-"You my friend are looking for something a little more substantial".
-"Like? And make it simple".
-"Simple... like a radioactive, ah, maniac that kills before he screws. Is that simple enough?"
The low-budget (TV-quality) set in Florida feature "BURNDOWN" plays out like a conventional conspiracy-laced thriller with concerns of meltdown implications, as the mothballed power plant tries to cover up a possible involvement of what points to a radioactive serial killer terrorizing a small town. The investigating sheriff (Peter Firth in laidback mode) is put on vacation due to stepping on the toes of the power plant's influential chief of operations (the robust Hal Orlandini) and that of a leaked story by the sheriff's sly small-time reporter girlfriend (the smoking Cathy Moriarty) implicating them.
I don't know how faithful it's to the source material --- Stuart Collin's novel. But the way it was advertised and the opening nighttime attack sequence kind of makes you believe you are getting a serial killer premise. And I wished they had focused on that side of the story more than they did. The thorough script seems to centre on the scheming going on behind the scenes at the power plant. Even then there's more time showing our sheriff on vacation and kicking back with his girlfriend. Those few, effective moments involving the serial killer created intrigue and unease. We get POV shots, catch glimpses of the killer's mutated hand gushing with green ooze. He claws faces, breaks necks and then the screen freezes on an inverted image of victim's face. It's not until the cops arrive on the scene we see the aftermath.

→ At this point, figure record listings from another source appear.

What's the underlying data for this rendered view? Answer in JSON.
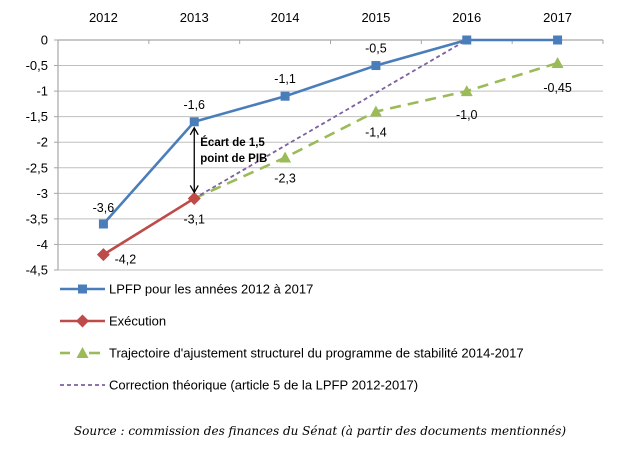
{
  "chart_data": {
    "type": "line",
    "title": "",
    "xlabel": "",
    "ylabel": "",
    "x": [
      "2012",
      "2013",
      "2014",
      "2015",
      "2016",
      "2017"
    ],
    "x_axis_position": "top",
    "ylim": [
      -4.5,
      0
    ],
    "yticks": [
      0,
      -0.5,
      -1,
      -1.5,
      -2,
      -2.5,
      -3,
      -3.5,
      -4,
      -4.5
    ],
    "ytick_labels": [
      "0",
      "-0,5",
      "-1",
      "-1,5",
      "-2",
      "-2,5",
      "-3",
      "-3,5",
      "-4",
      "-4,5"
    ],
    "grid": true,
    "legend_position": "bottom",
    "series": [
      {
        "name": "LPFP pour les années 2012 à 2017",
        "color": "#4a7ebb",
        "style": "solid",
        "marker": "square",
        "values": [
          -3.6,
          -1.6,
          -1.1,
          -0.5,
          0,
          0
        ],
        "labels": [
          "-3,6",
          "-1,6",
          "-1,1",
          "-0,5",
          null,
          null
        ]
      },
      {
        "name": "Exécution",
        "color": "#be4b48",
        "style": "solid",
        "marker": "diamond",
        "values": [
          -4.2,
          -3.1,
          null,
          null,
          null,
          null
        ],
        "labels": [
          "-4,2",
          "-3,1",
          null,
          null,
          null,
          null
        ]
      },
      {
        "name": "Trajectoire d'ajustement structurel du programme de stabilité 2014-2017",
        "color": "#9bbb59",
        "style": "dashed",
        "marker": "triangle",
        "values": [
          null,
          -3.1,
          -2.3,
          -1.4,
          -1.0,
          -0.45
        ],
        "labels": [
          null,
          null,
          "-2,3",
          "-1,4",
          "-1,0",
          "-0,45"
        ]
      },
      {
        "name": "Correction théorique (article 5 de la LPFP 2012-2017)",
        "color": "#7d60a0",
        "style": "dotted",
        "marker": "none",
        "values": [
          null,
          -3.1,
          null,
          null,
          0,
          null
        ],
        "labels": [
          null,
          null,
          null,
          null,
          null,
          null
        ]
      }
    ],
    "annotations": [
      {
        "text_lines": [
          "Écart de 1,5",
          "point de PIB"
        ],
        "type": "double-arrow",
        "x": "2013",
        "from": -1.6,
        "to": -3.1
      }
    ]
  },
  "source": "Source : commission  des finances du Sénat  (à partir  des documents  mentionnés)"
}
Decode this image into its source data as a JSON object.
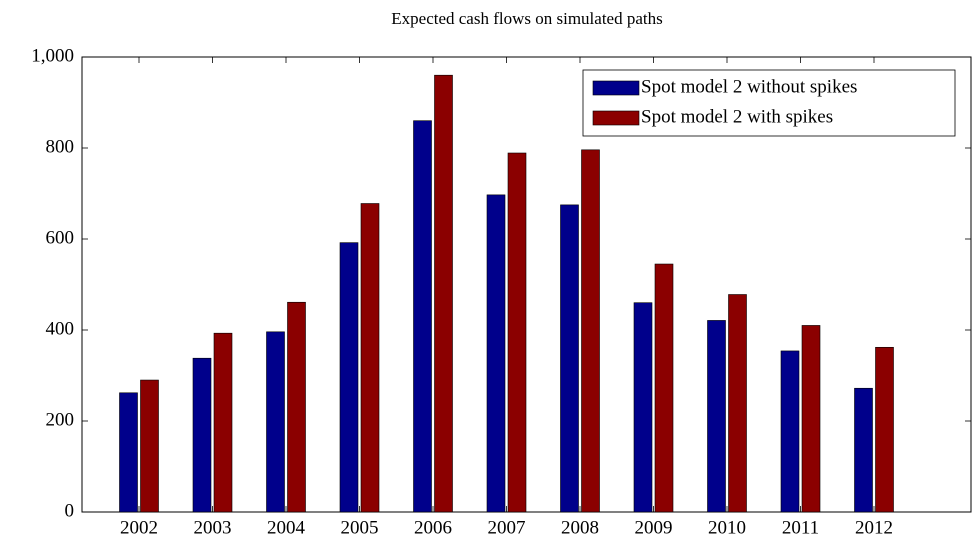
{
  "chart_data": {
    "type": "bar",
    "title": "Expected cash flows on simulated paths",
    "categories": [
      "2002",
      "2003",
      "2004",
      "2005",
      "2006",
      "2007",
      "2008",
      "2009",
      "2010",
      "2011",
      "2012"
    ],
    "series": [
      {
        "name": "Spot model 2 without spikes",
        "color": "#00008b",
        "values": [
          262,
          338,
          396,
          592,
          860,
          697,
          675,
          460,
          421,
          354,
          272
        ]
      },
      {
        "name": "Spot model 2 with spikes",
        "color": "#8b0000",
        "values": [
          290,
          393,
          461,
          678,
          960,
          789,
          796,
          545,
          478,
          410,
          362
        ]
      }
    ],
    "ylim": [
      0,
      1000
    ],
    "yticks": [
      0,
      200,
      400,
      600,
      800,
      {
        "value": 1000,
        "label": "1,000"
      }
    ],
    "legend": "top-right"
  }
}
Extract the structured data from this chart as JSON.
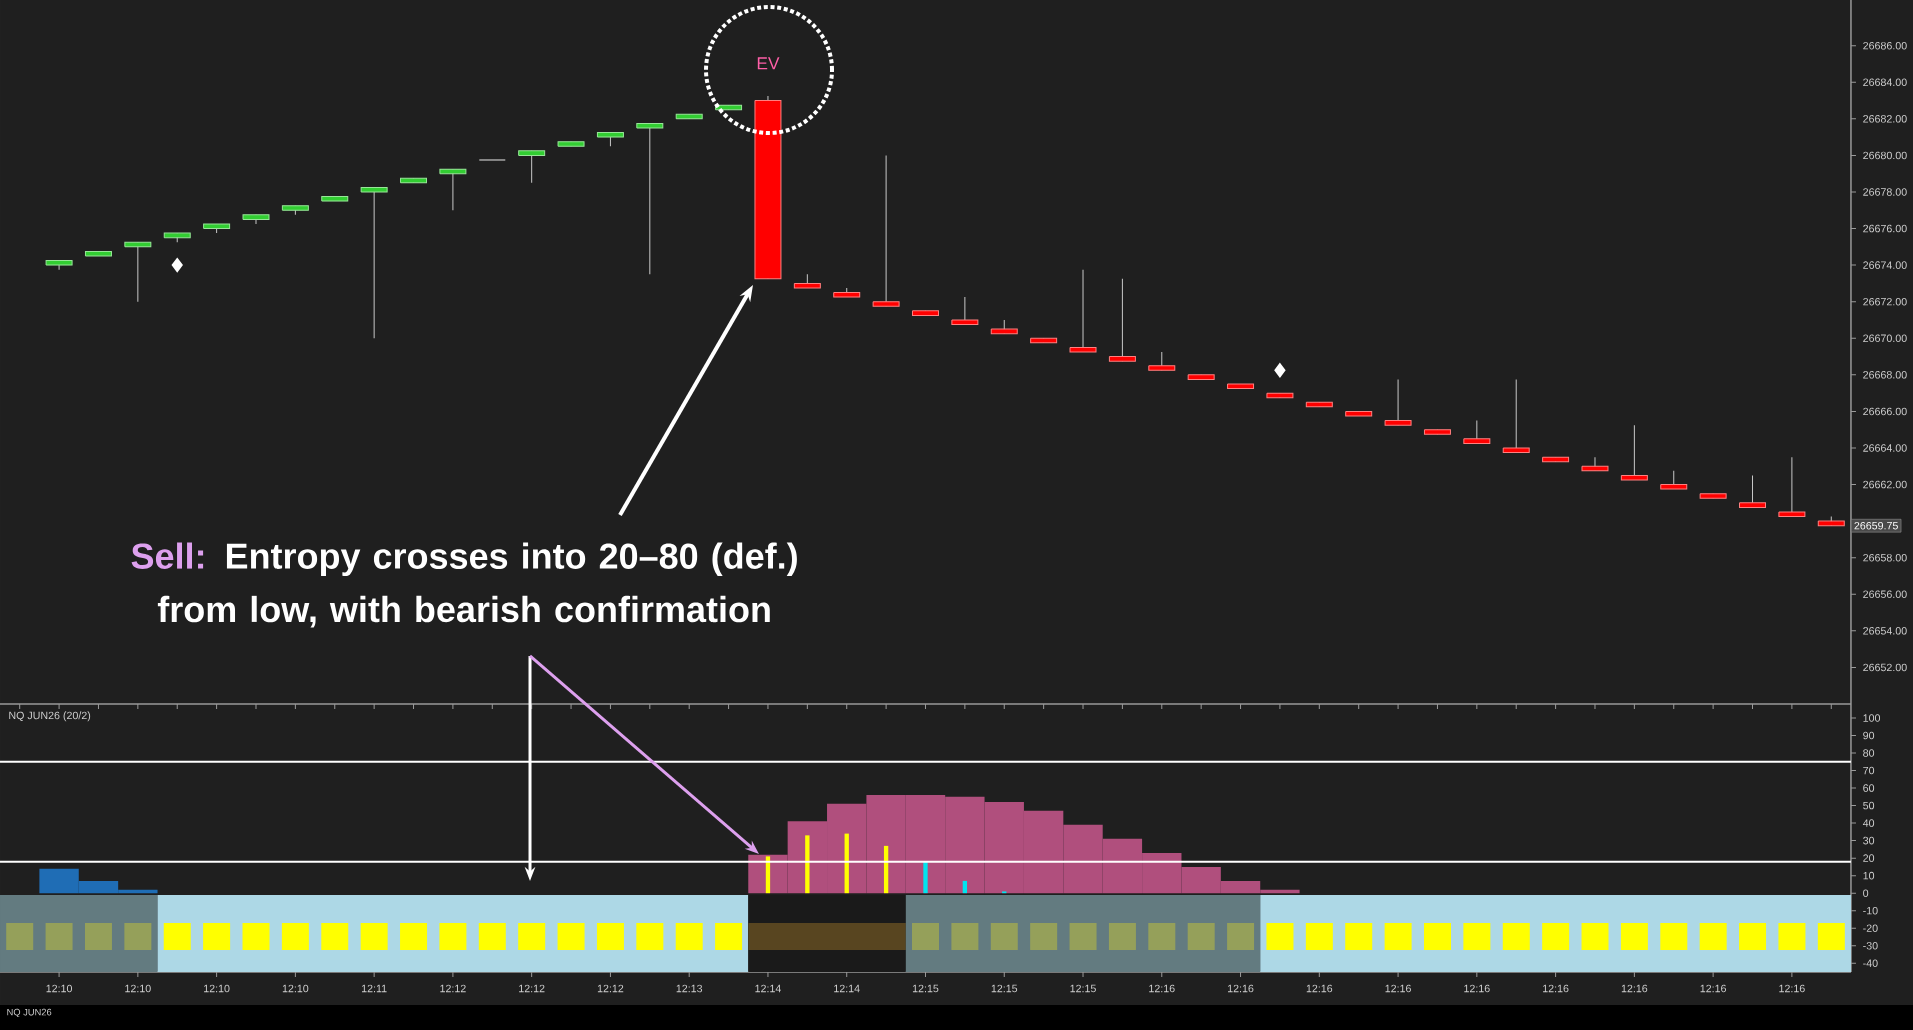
{
  "chart_data": [
    {
      "type": "candlestick",
      "categories": [
        null,
        null,
        null,
        null,
        null,
        null,
        null,
        null,
        null,
        null,
        null,
        null,
        null,
        null,
        null,
        null,
        null,
        null,
        null,
        null,
        null,
        null,
        null,
        null,
        null,
        null,
        null,
        null,
        null,
        null,
        null,
        null,
        null,
        null,
        null,
        null,
        null,
        null,
        null,
        null,
        null,
        null,
        null,
        null,
        null,
        null
      ],
      "ohlc": [
        [
          26674.0,
          26674.25,
          26673.75,
          26674.25
        ],
        [
          26674.5,
          26674.75,
          26674.5,
          26674.75
        ],
        [
          26675.0,
          26675.25,
          26672.0,
          26675.25
        ],
        [
          26675.5,
          26675.75,
          26675.25,
          26675.75
        ],
        [
          26676.0,
          26676.25,
          26675.75,
          26676.25
        ],
        [
          26676.5,
          26676.75,
          26676.25,
          26676.75
        ],
        [
          26677.0,
          26677.25,
          26676.75,
          26677.25
        ],
        [
          26677.5,
          26677.75,
          26677.5,
          26677.75
        ],
        [
          26678.0,
          26678.25,
          26670.0,
          26678.25
        ],
        [
          26678.5,
          26678.75,
          26678.5,
          26678.75
        ],
        [
          26679.0,
          26679.25,
          26677.0,
          26679.25
        ],
        [
          26679.75,
          26679.75,
          26679.75,
          26679.75
        ],
        [
          26680.0,
          26680.25,
          26678.5,
          26680.25
        ],
        [
          26680.5,
          26680.75,
          26680.5,
          26680.75
        ],
        [
          26681.0,
          26681.25,
          26680.5,
          26681.25
        ],
        [
          26681.5,
          26681.75,
          26673.5,
          26681.75
        ],
        [
          26682.0,
          26682.25,
          26682.0,
          26682.25
        ],
        [
          26682.5,
          26682.75,
          26682.5,
          26682.75
        ],
        [
          26683.0,
          26683.25,
          26673.25,
          26673.25
        ],
        [
          26673.0,
          26673.5,
          26672.75,
          26672.75
        ],
        [
          26672.5,
          26672.75,
          26672.25,
          26672.25
        ],
        [
          26672.0,
          26680.0,
          26671.75,
          26671.75
        ],
        [
          26671.5,
          26671.5,
          26671.25,
          26671.25
        ],
        [
          26671.0,
          26672.25,
          26670.75,
          26670.75
        ],
        [
          26670.5,
          26671.0,
          26670.25,
          26670.25
        ],
        [
          26670.0,
          26670.0,
          26669.75,
          26669.75
        ],
        [
          26669.5,
          26673.75,
          26669.25,
          26669.25
        ],
        [
          26669.0,
          26673.25,
          26668.75,
          26668.75
        ],
        [
          26668.5,
          26669.25,
          26668.25,
          26668.25
        ],
        [
          26668.0,
          26668.0,
          26667.75,
          26667.75
        ],
        [
          26667.5,
          26667.5,
          26667.25,
          26667.25
        ],
        [
          26667.0,
          26667.0,
          26666.75,
          26666.75
        ],
        [
          26666.5,
          26666.5,
          26666.25,
          26666.25
        ],
        [
          26666.0,
          26666.0,
          26665.75,
          26665.75
        ],
        [
          26665.5,
          26667.75,
          26665.25,
          26665.25
        ],
        [
          26665.0,
          26665.0,
          26664.75,
          26664.75
        ],
        [
          26664.5,
          26665.5,
          26664.25,
          26664.25
        ],
        [
          26664.0,
          26667.75,
          26663.75,
          26663.75
        ],
        [
          26663.5,
          26663.5,
          26663.25,
          26663.25
        ],
        [
          26663.0,
          26663.5,
          26662.75,
          26662.75
        ],
        [
          26662.5,
          26665.25,
          26662.25,
          26662.25
        ],
        [
          26662.0,
          26662.75,
          26661.75,
          26661.75
        ],
        [
          26661.5,
          26661.5,
          26661.25,
          26661.25
        ],
        [
          26661.0,
          26662.5,
          26660.75,
          26660.75
        ],
        [
          26660.5,
          26663.5,
          26660.25,
          26660.25
        ],
        [
          26660.0,
          26660.25,
          26659.75,
          26659.75
        ]
      ],
      "colors": [
        "#32cd32",
        "#32cd32",
        "#32cd32",
        "#32cd32",
        "#32cd32",
        "#32cd32",
        "#32cd32",
        "#32cd32",
        "#32cd32",
        "#32cd32",
        "#32cd32",
        "#c8c8c8",
        "#32cd32",
        "#32cd32",
        "#32cd32",
        "#32cd32",
        "#32cd32",
        "#32cd32",
        "#ff0000",
        "#ff0000",
        "#ff0000",
        "#ff0000",
        "#ff0000",
        "#ff0000",
        "#ff0000",
        "#ff0000",
        "#ff0000",
        "#ff0000",
        "#ff0000",
        "#ff0000",
        "#ff0000",
        "#ff0000",
        "#ff0000",
        "#ff0000",
        "#ff0000",
        "#ff0000",
        "#ff0000",
        "#ff0000",
        "#ff0000",
        "#ff0000",
        "#ff0000",
        "#ff0000",
        "#ff0000",
        "#ff0000",
        "#ff0000",
        "#ff0000"
      ],
      "series": [
        {
          "type": "scatter",
          "color": "#ffffff",
          "marker": "diamond",
          "values": [
            null,
            null,
            null,
            26674.0,
            null,
            null,
            null,
            null,
            null,
            null,
            null,
            null,
            null,
            null,
            null,
            null,
            null,
            null,
            null,
            null,
            null,
            null,
            null,
            null,
            null,
            null,
            null,
            null,
            null,
            null,
            null,
            26668.25,
            null,
            null,
            null,
            null,
            null,
            null,
            null,
            null,
            null,
            null,
            null,
            null,
            null,
            null
          ]
        }
      ],
      "ylim": [
        26650,
        26688.5
      ],
      "yticks": [
        {
          "value": 26652,
          "label": "26652.00"
        },
        {
          "value": 26654,
          "label": "26654.00"
        },
        {
          "value": 26656,
          "label": "26656.00"
        },
        {
          "value": 26658,
          "label": "26658.00"
        },
        {
          "value": 26662,
          "label": "26662.00"
        },
        {
          "value": 26664,
          "label": "26664.00"
        },
        {
          "value": 26666,
          "label": "26666.00"
        },
        {
          "value": 26668,
          "label": "26668.00"
        },
        {
          "value": 26670,
          "label": "26670.00"
        },
        {
          "value": 26672,
          "label": "26672.00"
        },
        {
          "value": 26674,
          "label": "26674.00"
        },
        {
          "value": 26676,
          "label": "26676.00"
        },
        {
          "value": 26678,
          "label": "26678.00"
        },
        {
          "value": 26680,
          "label": "26680.00"
        },
        {
          "value": 26682,
          "label": "26682.00"
        },
        {
          "value": 26684,
          "label": "26684.00"
        },
        {
          "value": 26686,
          "label": "26686.00"
        }
      ],
      "annotations": [
        "Sell:",
        "Entropy crosses into 20–80 (def.) from low, with bearish confirmation",
        "EV",
        "26659.75"
      ]
    },
    {
      "type": "bar",
      "title": "NQ JUN26 (20/2)",
      "categories": [
        "12:10",
        null,
        "12:10",
        null,
        "12:10",
        null,
        "12:10",
        null,
        "12:11",
        null,
        "12:12",
        null,
        "12:12",
        null,
        "12:12",
        null,
        "12:13",
        null,
        "12:14",
        null,
        "12:14",
        null,
        "12:15",
        null,
        "12:15",
        null,
        "12:15",
        null,
        "12:16",
        null,
        "12:16",
        null,
        "12:16",
        null,
        "12:16",
        null,
        "12:16",
        null,
        "12:16",
        null,
        "12:16",
        null,
        "12:16",
        null,
        "12:16",
        null
      ],
      "series": [
        {
          "color": "#1f6db5",
          "values": [
            14,
            7,
            2,
            null,
            null,
            null,
            null,
            null,
            null,
            null,
            null,
            null,
            null,
            null,
            null,
            null,
            null,
            null,
            null,
            null,
            null,
            null,
            null,
            null,
            null,
            null,
            null,
            null,
            null,
            null,
            null,
            null,
            null,
            null,
            null,
            null,
            null,
            null,
            null,
            null,
            null,
            null,
            null,
            null,
            null,
            null
          ]
        },
        {
          "color": "#b04f7d",
          "values": [
            null,
            null,
            null,
            null,
            null,
            null,
            null,
            null,
            null,
            null,
            null,
            null,
            null,
            null,
            null,
            null,
            null,
            null,
            22,
            41,
            51,
            56,
            56,
            55,
            52,
            47,
            39,
            31,
            23,
            15,
            7,
            2,
            null,
            null,
            null,
            null,
            null,
            null,
            null,
            null,
            null,
            null,
            null,
            null,
            null,
            null
          ]
        },
        {
          "color": "#ffff00",
          "values": [
            null,
            null,
            null,
            null,
            null,
            null,
            null,
            null,
            null,
            null,
            null,
            null,
            null,
            null,
            null,
            null,
            null,
            null,
            21,
            33,
            34,
            27,
            null,
            null,
            null,
            null,
            null,
            null,
            null,
            null,
            null,
            null,
            null,
            null,
            null,
            null,
            null,
            null,
            null,
            null,
            null,
            null,
            null,
            null,
            null,
            null
          ]
        },
        {
          "color": "#00e5ee",
          "values": [
            null,
            null,
            null,
            null,
            null,
            null,
            null,
            null,
            null,
            null,
            null,
            null,
            null,
            null,
            null,
            null,
            null,
            null,
            null,
            null,
            null,
            null,
            18,
            7,
            1,
            null,
            null,
            null,
            null,
            null,
            null,
            null,
            null,
            null,
            null,
            null,
            null,
            null,
            null,
            null,
            null,
            null,
            null,
            null,
            null,
            null
          ]
        }
      ],
      "ylim": [
        -45,
        108
      ],
      "yticks": [
        -40,
        -30,
        -20,
        -10,
        0,
        10,
        20,
        30,
        40,
        50,
        60,
        70,
        80,
        90,
        100
      ],
      "ref_lines": [
        {
          "axis": "y",
          "value": 75,
          "color": "#ffffff"
        },
        {
          "axis": "y",
          "value": 18,
          "color": "#ffffff"
        }
      ],
      "annotations": [
        "NQ JUN26"
      ]
    }
  ]
}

Too bad there's a lot of leisured plotting consisting of surveillance, tailing and securitizing, than anything really resembling suspense. When it comes around to its reveal you can't help but be somewhat unsatisfied with its heavy-handed, if preposterous reasoning and left bemused by the abrupt ending. The actual tone throughout can be a little jarring in what feels like slight moments of morbid humor in the script, yet the material just like the performances do have that going through the motions impression. Context should probably be a lot drearier than what's actually delivered.